Strong’s G3306 · Greek
Definition
to stay (in a given place, state, relation or expectancy)
Etymology
a primary verb;
How the KJV renders it
- abide
- continue
- dwell
- endure
- be present
- remain
- stand
- tarry (for)
- X thine own
Every distinct English word the King James Version uses to translate this Greek term. The variety shows what readers in English receive across many different surface words — the same underlying word, scattered across the English Bible under different names.
What the first audience heard
The Greek verb μένω (menō) means “stay,” “remain,” “abide” — to keep on being in a place, to settle and not leave. It’s a quiet, unhurried word. It doesn’t describe doing something; it describes staying somewhere. And it’s the word at the heart of one of the most beloved images Jesus gives his friends on his last night: the vine and the branches, where the whole life of a disciple is gathered into a single instruction — stay. Remain. Abide in me.
The picture is worth feeling slowly, because menō runs against the grain of how we usually hear religious instruction. A branch doesn’t strain to produce fruit. A branch doesn’t manufacture grapes by effort or willpower or technique. A branch bears fruit by one thing only: staying connected to the vine. The sap does the work; the branch’s whole job is not to detach. And that’s exactly the weight menō carries. It isn’t a verb of striving. It’s a verb of remaining. The fruit is the natural overflow of a connection kept, not a goal achieved by trying harder.
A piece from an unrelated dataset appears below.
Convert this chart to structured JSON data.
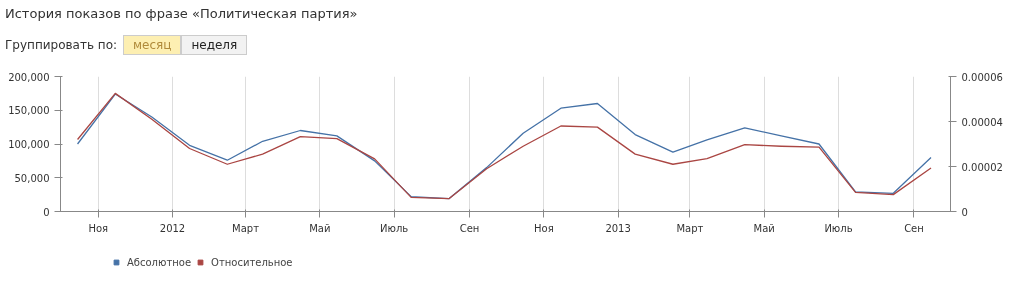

That distinction lands like relief once you let it. Hear “bear fruit” as a command to perform, and the Christian life becomes a treadmill — produce, produce, prove yourself. But menō reframes the whole thing. The instruction isn’t work harder; it’s stay connected. The branch that abides bears fruit the way a connected branch simply does — almost without noticing, because the life flowing through it isn’t its own. Cut the branch off and all its effort comes to nothing; leave it joined and the fruit takes care of itself. The verb puts the emphasis precisely where striving never reaches: on the connection, not the output.
And menō carries a tenderness, too. To abide is to stay in someone’s company, to make your home there, to keep being where you are loved. It’s the word for settling in, not passing through. So when Jesus tells his friends to abide in him, he isn’t issuing a demand so much as offering a place — stay here, with me, where the life is. The branch isn’t being driven to produce. It’s being invited to remain.
For the first audience, working people who knew vines and branches in the soil, the image would have needed no explanation. They had watched it happen: the branch joined to the stock, green and heavy with fruit; the branch broken off, dry within days. The lesson was in front of them every harvest. Fruit is not the product of a branch’s anxious effort. It is the sign of a branch that stayed.
That’s the whole counsel folded into one small verb. Not achieve. Not strive. Menō — stay. Remain joined to the life that isn’t your own, and let it do, through you, what no amount of trying could ever force.